As larger and more frequent fires continue to shape landscapes in the Great Basin and across the western United States, it is increasingly important to understand how fire influences ecosystem processes such as carbon and nitrogen retention, streamflow, and water quality. Studies that couple carbon and nitrogen dynamics with vegetation recovery following fire can help us identify when and under what circumstances wildfires are changing the structure and function of Great Basin plant communities, ecosystems and watersheds. To examine how burn severity interacts with the composition of recovering herbaceous species and soil biogeochemical dynamics, we sampled vegetation and soils from burned and unburned plots following a wildfire that burned a portion of Lamoille Canyon Recreation area outside of Elko, NV, USA. We quantified the cover, presence, and biomass of herbaceous species and analyzed foliar carbon and nitrogen content at the peak of the first postfire growing season. We also collected mineral soil and forest floor samples (where present) and measured their carbon and nitrogen content, microbial biomass, pH and net mineralization and nitrification rates.
Results/Conclusions
Preliminary data show that in the first year postfire, herbaceous species composition differs between burned and unburned plots and that soil microbial biomass is negatively associated with burn severity.
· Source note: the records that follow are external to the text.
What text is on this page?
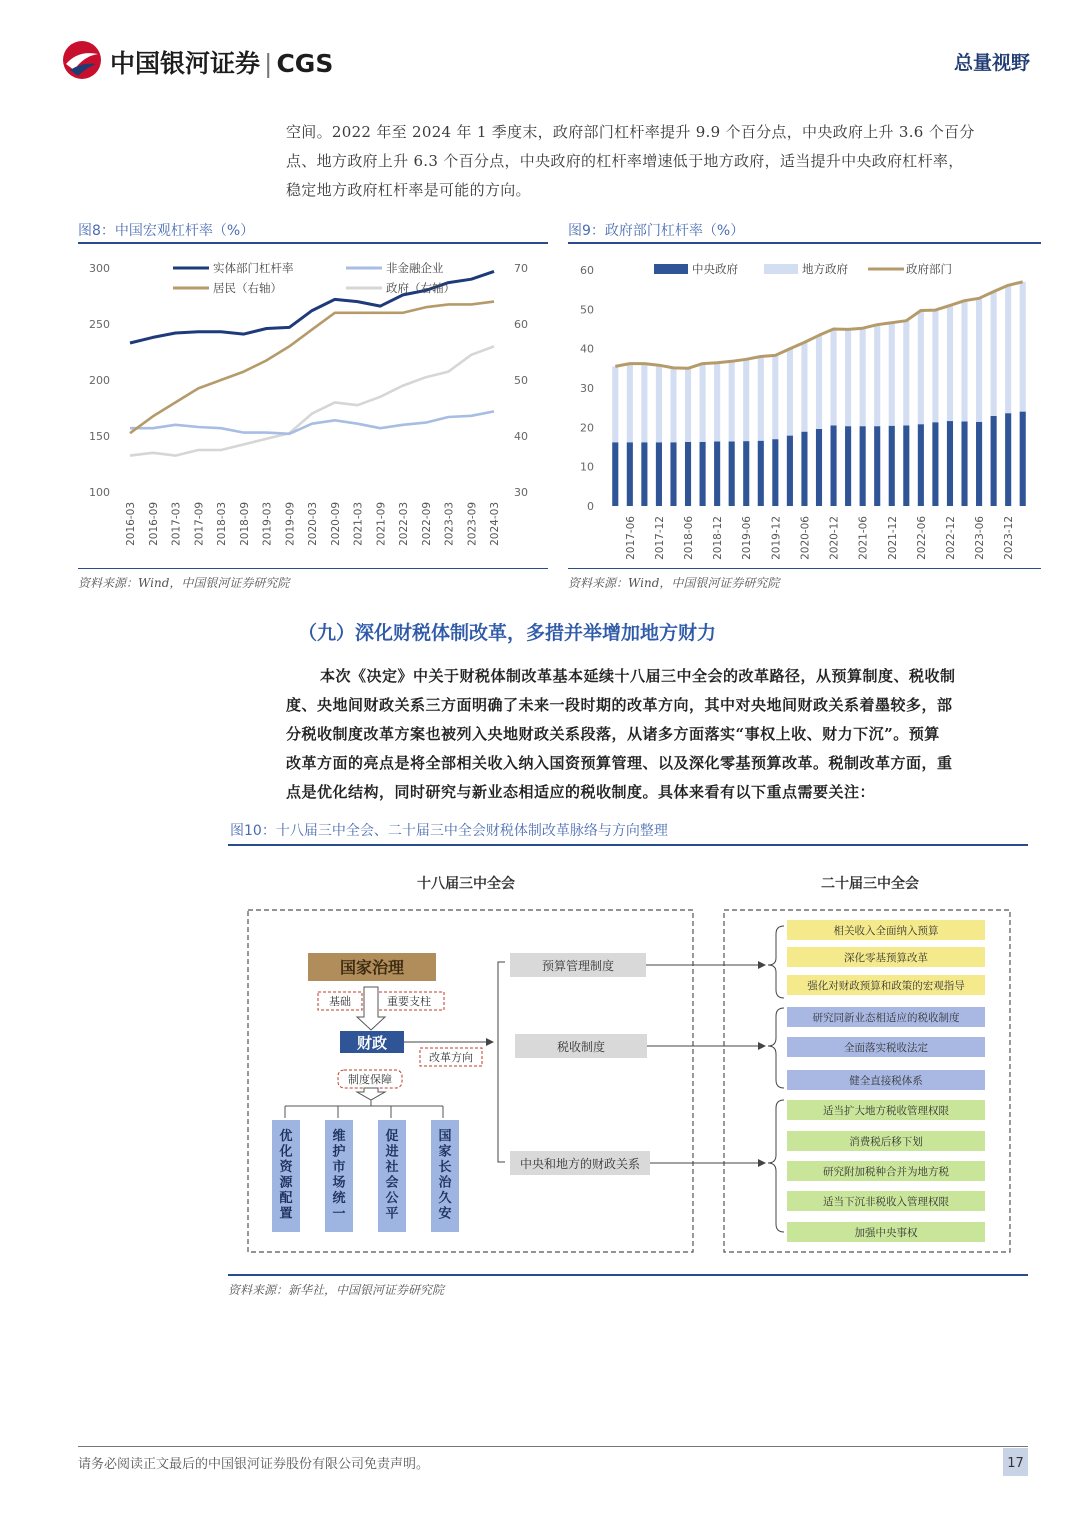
中国银河证券 | CGS	总量视野
空间。2022 年至 2024 年 1 季度末，政府部门杠杆率提升 9.9 个百分点，中央政府上升 3.6 个百分
点、地方政府上升 6.3 个百分点，中央政府的杠杆率增速低于地方政府，适当提升中央政府杠杆率，
稳定地方政府杠杆率是可能的方向。
图8：中国宏观杠杆率（%）
100
150
200
250
300
30
40
50
60
70
2016-03 2016-09 2017-03 2017-09 2018-03 2018-09 2019-03 2019-09 2020-03 2020-09 2021-03 2021-09 2022-03 2022-09 2023-03 2023-09 2024-03
实体部门杠杆率	非金融企业
居民（右轴）	政府（右轴）
资料来源：Wind，中国银河证券研究院
图9：政府部门杠杆率（%）
0
10
20
30
40
50
60
2017-06 2017-12 2018-06 2018-12 2019-06 2019-12 2020-06 2020-12 2021-06 2021-12 2022-06 2022-12 2023-06 2023-12
中央政府	地方政府	政府部门
资料来源：Wind，中国银河证券研究院
（九）深化财税体制改革，多措并举增加地方财力
本次《决定》中关于财税体制改革基本延续十八届三中全会的改革路径，从预算制度、税收制
度、央地间财政关系三方面明确了未来一段时期的改革方向，其中对央地间财政关系着墨较多，部
分税收制度改革方案也被列入央地财政关系段落，从诸多方面落实“事权上收、财力下沉”。预算
改革方面的亮点是将全部相关收入纳入国资预算管理、以及深化零基预算改革。税制改革方面，重
点是优化结构，同时研究与新业态相适应的税收制度。具体来看有以下重点需要关注：
图10：十八届三中全会、二十届三中全会财税体制改革脉络与方向整理
十八届三中全会	二十届三中全会
国家治理
基础	重要支柱
财政
改革方向
制度保障
优化资源配置
维护市场统一
促进社会公平
国家长治久安
预算管理制度
税收制度
中央和地方的财政关系
相关收入全面纳入预算
深化零基预算改革
强化对财政预算和政策的宏观指导
研究同新业态相适应的税收制度
全面落实税收法定
健全直接税体系
适当扩大地方税收管理权限
消费税后移下划
研究附加税种合并为地方税
适当下沉非税收入管理权限
加强中央事权
资料来源：新华社，中国银河证券研究院
请务必阅读正文最后的中国银河证券股份有限公司免责声明。	17
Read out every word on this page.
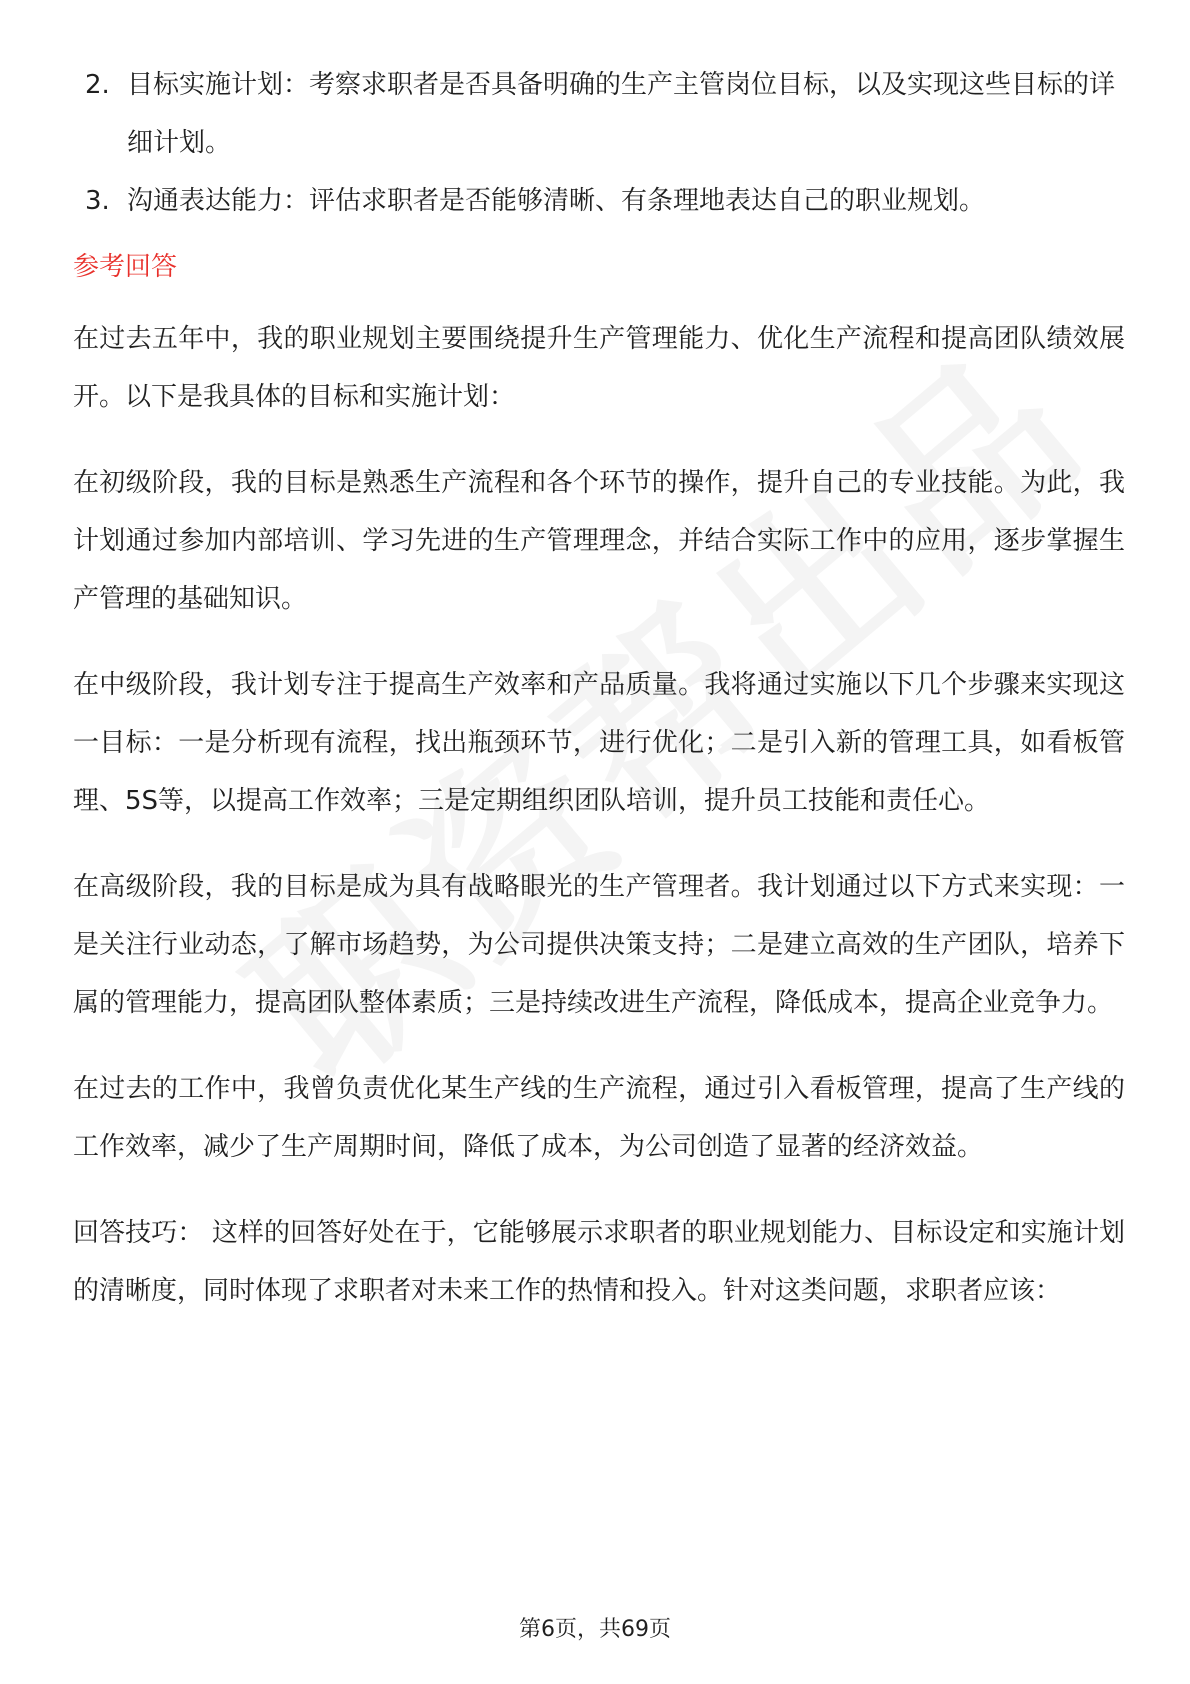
2. 目标实施计划：考察求职者是否具备明确的生产主管岗位目标，以及实现这些目标的详细计划。
3. 沟通表达能力：评估求职者是否能够清晰、有条理地表达自己的职业规划。
参考回答

在过去五年中，我的职业规划主要围绕提升生产管理能力、优化生产流程和提高团队绩效展开。以下是我具体的目标和实施计划：

在初级阶段，我的目标是熟悉生产流程和各个环节的操作，提升自己的专业技能。为此，我计划通过参加内部培训、学习先进的生产管理理念，并结合实际工作中的应用，逐步掌握生产管理的基础知识。

在中级阶段，我计划专注于提高生产效率和产品质量。我将通过实施以下几个步骤来实现这一目标：一是分析现有流程，找出瓶颈环节，进行优化；二是引入新的管理工具，如看板管理、5S等，以提高工作效率；三是定期组织团队培训，提升员工技能和责任心。

在高级阶段，我的目标是成为具有战略眼光的生产管理者。我计划通过以下方式来实现：一是关注行业动态，了解市场趋势，为公司提供决策支持；二是建立高效的生产团队，培养下属的管理能力，提高团队整体素质；三是持续改进生产流程，降低成本，提高企业竞争力。

在过去的工作中，我曾负责优化某生产线的生产流程，通过引入看板管理，提高了生产线的工作效率，减少了生产周期时间，降低了成本，为公司创造了显著的经济效益。

回答技巧： 这样的回答好处在于，它能够展示求职者的职业规划能力、目标设定和实施计划的清晰度，同时体现了求职者对未来工作的热情和投入。针对这类问题，求职者应该：

第6页，共69页
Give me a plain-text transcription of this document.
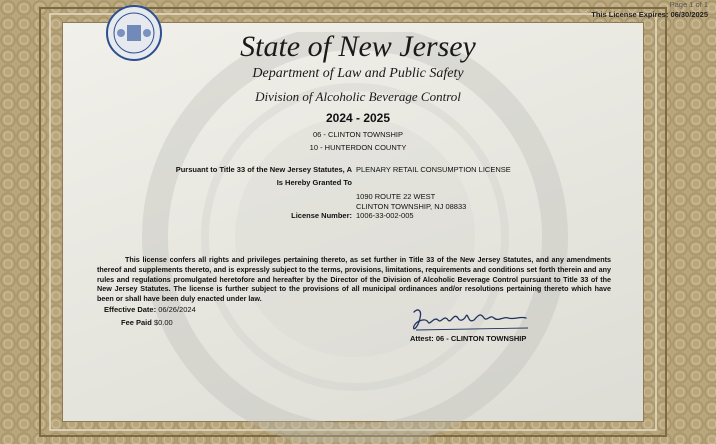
Page 1 of 1
This License Expires: 06/30/2025
State of New Jersey
Department of Law and Public Safety
Division of Alcoholic Beverage Control
2024 - 2025
06 - CLINTON TOWNSHIP
10 - HUNTERDON COUNTY
Pursuant to Title 33 of the New Jersey Statutes, A PLENARY RETAIL CONSUMPTION LICENSE
Is Hereby Granted To
1090 ROUTE 22 WEST
CLINTON TOWNSHIP, NJ 08833
License Number: 1006-33-002-005
This license confers all rights and privileges pertaining thereto, as set further in Title 33 of the New Jersey Statutes, and any amendments thereof and supplements thereto, and is expressly subject to the terms, provisions, limitations, requirements and conditions set forth therein and any rules and regulations promulgated heretofore and hereafter by the Director of the Division of Alcoholic Beverage Control pursuant to Title 33 of the New Jersey Statutes. The license is further subject to the provisions of all municipal ordinances and/or resolutions pertaining thereto which have been or shall have been duly enacted under law.
Effective Date: 06/26/2024
Fee Paid $0.00
Attest: 06 - CLINTON TOWNSHIP
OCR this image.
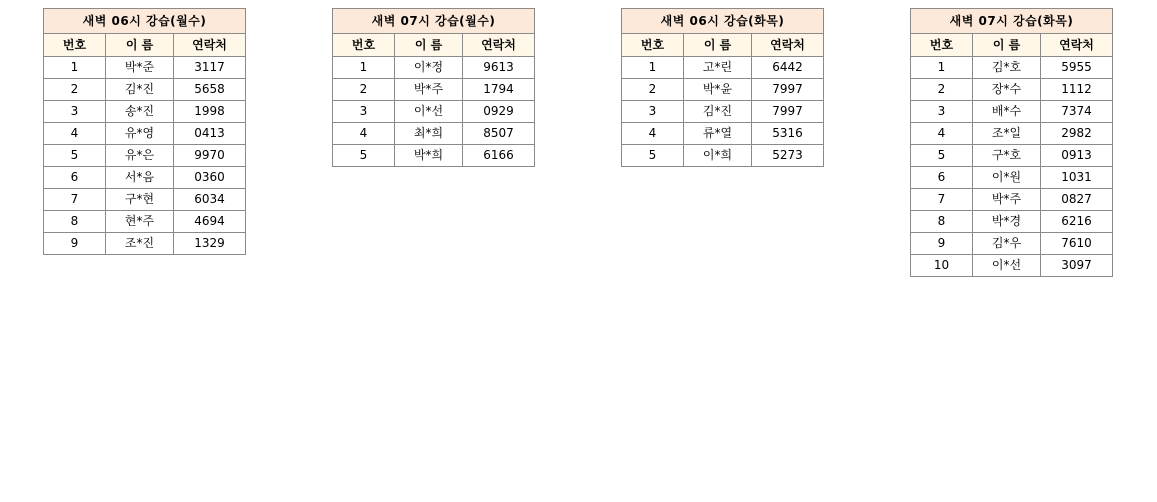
새벽 06시 강습(월수)		
번호	이 름	연락처
1	박*준	3117
2	김*진	5658
3	송*진	1998
4	유*영	0413
5	유*은	9970
6	서*음	0360
7	구*현	6034
8	현*주	4694
9	조*진	1329
새벽 07시 강습(월수)		
번호	이 름	연락처
1	이*정	9613
2	박*주	1794
3	이*선	0929
4	최*희	8507
5	박*희	6166
새벽 06시 강습(화목)		
번호	이 름	연락처
1	고*린	6442
2	박*윤	7997
3	김*진	7997
4	류*열	5316
5	이*희	5273
새벽 07시 강습(화목)		
번호	이 름	연락처
1	김*호	5955
2	장*수	1112
3	배*수	7374
4	조*일	2982
5	구*호	0913
6	이*원	1031
7	박*주	0827
8	박*경	6216
9	김*우	7610
10	이*선	3097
These results, though preliminary, contribute to our understanding of how fire influences herbaceous community dynamics and soil biogeochemical dynamics in Eastern Nevada. Future work will involve continued sampling of vegetation, soils and forest floor. We will also use our results to inform an ecohydrological model that we will use to examine possible effects of changing climate, plant invasion, and fire regimes on ecosystem processes.